Patty Phillips knew she wanted to trade in her three-bedroom Mission Hills home for a faster-paced urban lifestyle with smaller digs. Her options were plentiful, but finding the right condo proved a bit of a challenge. She started looking directly downtown but felt it came up short in safety. Some friends lived in Townsend Place on the Plaza and alerted her to an available unit in the building. It was perfectly sized for a single person, including an entry, open kitchen and living area, one bedroom and two full baths, plus a wraparound balcony with a superb view of Kansas City’s famous Spanish-inspired architecture. It was move-in ready but rather dated and bland, with pale cream walls and blonde hardwood floors.

“I didn’t know what I wanted to do with it at that point,” Patty says. “I figured it would come to me, so I made it up as I went.” She interviewed several contractors and picked Eddie Surface with Surface to Surface Interior Design and Renovation, who came by recommendation. “I got a good feeling about Eddie, and he was the only one who would roll with it,” she explains.
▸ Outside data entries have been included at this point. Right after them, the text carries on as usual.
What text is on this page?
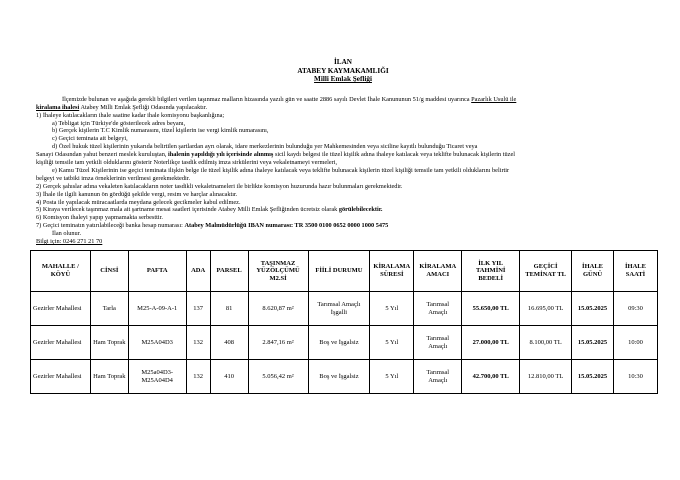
İLAN
ATABEY KAYMAKAMLIĞI
Milli Emlak Şefliği

İlçemizde bulunan ve aşağıda gerekli bilgileri verilen taşınmaz malların hizasında yazılı gün ve saatte 2886 sayılı Devlet İhale Kanununun 51/g maddesi uyarınca Pazarlık Usulü ile

kiralama ihalesi Atabey Milli Emlak Şefliği Odasında yapılacaktır.

1) İhaleye katılacakların ihale saatine kadar ihale komisyonu başkanlığına;

a) Tebligat için Türkiye'de gösterilecek adres beyanı,

b) Gerçek kişilerin T.C Kimlik numarasını, tüzel kişilerin ise vergi kimlik numarasını,

c) Geçici teminata ait belgeyi,

d) Özel hukuk tüzel kişilerinin yukarıda belirtilen şartlardan ayrı olarak, idare merkezlerinin bulunduğu yer Mahkemesinden veya siciline kayıtlı bulunduğu Ticaret veya

Sanayi Odasından yahut benzeri meslek kuruluştan, ihalenin yapıldığı yılı içerisinde alınmış sicil kaydı belgesi ile tüzel kişilik adına ihaleye katılacak veya teklifte bulunacak kişilerin tüzel

kişiliği temsile tam yetkili olduklarını gösterir Noterlikçe tasdik edilmiş imza sirkülerini veya vekaletnameyi vermeleri,

e) Kamu Tüzel Kişilerinin ise geçici teminata ilişkin belge ile tüzel kişilik adına ihaleye katılacak veya teklifte bulunacak kişilerin tüzel kişiliği temsile tam yetkili olduklarını belirtir

belgeyi ve tatbiki imza örneklerinin verilmesi gerekmektedir.

2) Gerçek şahıslar adına vekaleten katılacakların noter tasdikli vekaletnameleri ile birlikte komisyon huzurunda hazır bulunmaları gerekmektedir.

3) İhale ile ilgili kanunun ön gördüğü şekilde vergi, resim ve harçlar alınacaktır.

4) Posta ile yapılacak müracaatlarda meydana gelecek gecikmeler kabul edilmez.

5) Kiraya verilecek taşınmaz mala ait şartname mesai saatleri içerisinde Atabey Milli Emlak Şefliğinden ücretsiz olarak görülebilecektir.

6) Komisyon ihaleyi yapıp yapmamakta serbesttir.

7) Geçici teminatın yatırılabileceği banka hesap numarası: Atabey Malmüdürlüğü IBAN numarası: TR 3500 0100 0652 0000 1000 5475

İlan olunur.

Bilgi için: 0246 271 21 70

MAHALLE / KÖYÜ	CİNSİ	PAFTA	ADA	PARSEL	TAŞINMAZ YÜZÖLÇÜMÜ M2.Sİ	FİİLİ DURUMU	KİRALAMA SÜRESİ	KİRALAMA AMACI	İLK YIL TAHMİNİ BEDELİ	GEÇİCİ TEMİNAT TL	İHALE GÜNÜ	İHALE SAATİ
Gezirler Mahallesi	Tarla	M25-A-09-A-1	137	81	8.620,87 m²	Tarımsal Amaçlı İşgalli	5 Yıl	Tarımsal Amaçlı	55.650,00 TL	16.695,00 TL	15.05.2025	09:30
Gezirler Mahallesi	Ham Toprak	M25A04D3	132	408	2.847,16 m²	Boş ve İşgalsiz	5 Yıl	Tarımsal Amaçlı	27.000,00 TL	8.100,00 TL	15.05.2025	10:00
Gezirler Mahallesi	Ham Toprak	M25a04D3-M25A04D4	132	410	5.056,42 m²	Boş ve İşgalsiz	5 Yıl	Tarımsal Amaçlı	42.700,00 TL	12.810,00 TL	15.05.2025	10:30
They started renovations by tearing out the old kitchen, which was U-shaped, replacing it with perimeter cabinets and an island. Because Patty eats out more than she cooks, she opted for luxurious materials that come with warnings, such as Italian marble countertops. They could stain easily but look great, with the brown and creamy veining bringing a sense of nature up to her six stories in the air. (She also brings home plenty of fresh flowers and plants, although her unit’s elevation is windier and hotter than the ground, leaving her with a learning curve as to what can survive.)
All the soffits were removed and the cabinets taken to the ceiling to make the room seem taller. Patty used this same trick elsewhere — on the windows, in the entry bath and the opening to her bedroom — hanging fabric from the ceiling rather than normal bar height.
One thing that bothered Patty since she purchased the unit was that there were only three structural columns bulging curvaceously out of the perimeter walls with an unusually large gap between two of them that jarred her sense of symmetry. To fix it, Eddie created a concrete form that mimicked the size and shape of the others. The one in the kitchen had to be boxed out to fit the cabinets, but didn’t affect the look.
Because space was at a premium, Eddie removed a clunky built-in entertainment system, making room for Patty’s lovely, oversized rustic red chest of drawers. “Once that was out, the space immediately felt bigger,” Eddie adds. Today’s technology needs much less space — in this case, just a mantel-sized sliver above the see-through fireplace. Patty hung two flat-screen TVs on an angled wall separating the living room and the bedroom, hiding all the equipment in between. She can access the machines and wires via pull-down panels, all the rest of the while gazing at hip patterns of natural stone mosaics.

Patty’s bathroom was wired for sound and TV as well, but its focus is on spacious luxury. “I told her to pick out a tub and I’d design around it,” Eddie says. She selected a bubble tub that constantly heats the water and self-cleans. He installed it abutting the back of the walk-in shower with only a piece of glass in between, making the room appear larger. Glamorous glass tile and Kohler’s clever Hatbox toilet give the room added punch. Her closet with washer/dryer is conveniently just beyond. While it’s a nice size and professionally compartmentalized, Eddie told Patty she would have to discard some things. She took the news considerably well. “I don’t have a lot of ‘stuff,’” she admits. “But it was hard for me to pare down my shoes.”
She took the less-is-more approach for the rest of the rooms in stride, choosing large-scale pieces that substantiated rather than diminished the spaces they obliged. Much of the furniture placement required trial and error, and if it erred, it was out. “A lot of people benefited from my furniture disposal!” Patty exclaims. “I said, ‘This is it, I’ve got no more room.’ It’s good to purge. I kept what I loved, and if I wasn’t sure about it, it wasn’t that hard to let go. It was freeing.”
Patty’s new style of living allowed her to cut any emotional ties with her old house. “From the moment I stayed here, I never missed it,” she shrugs.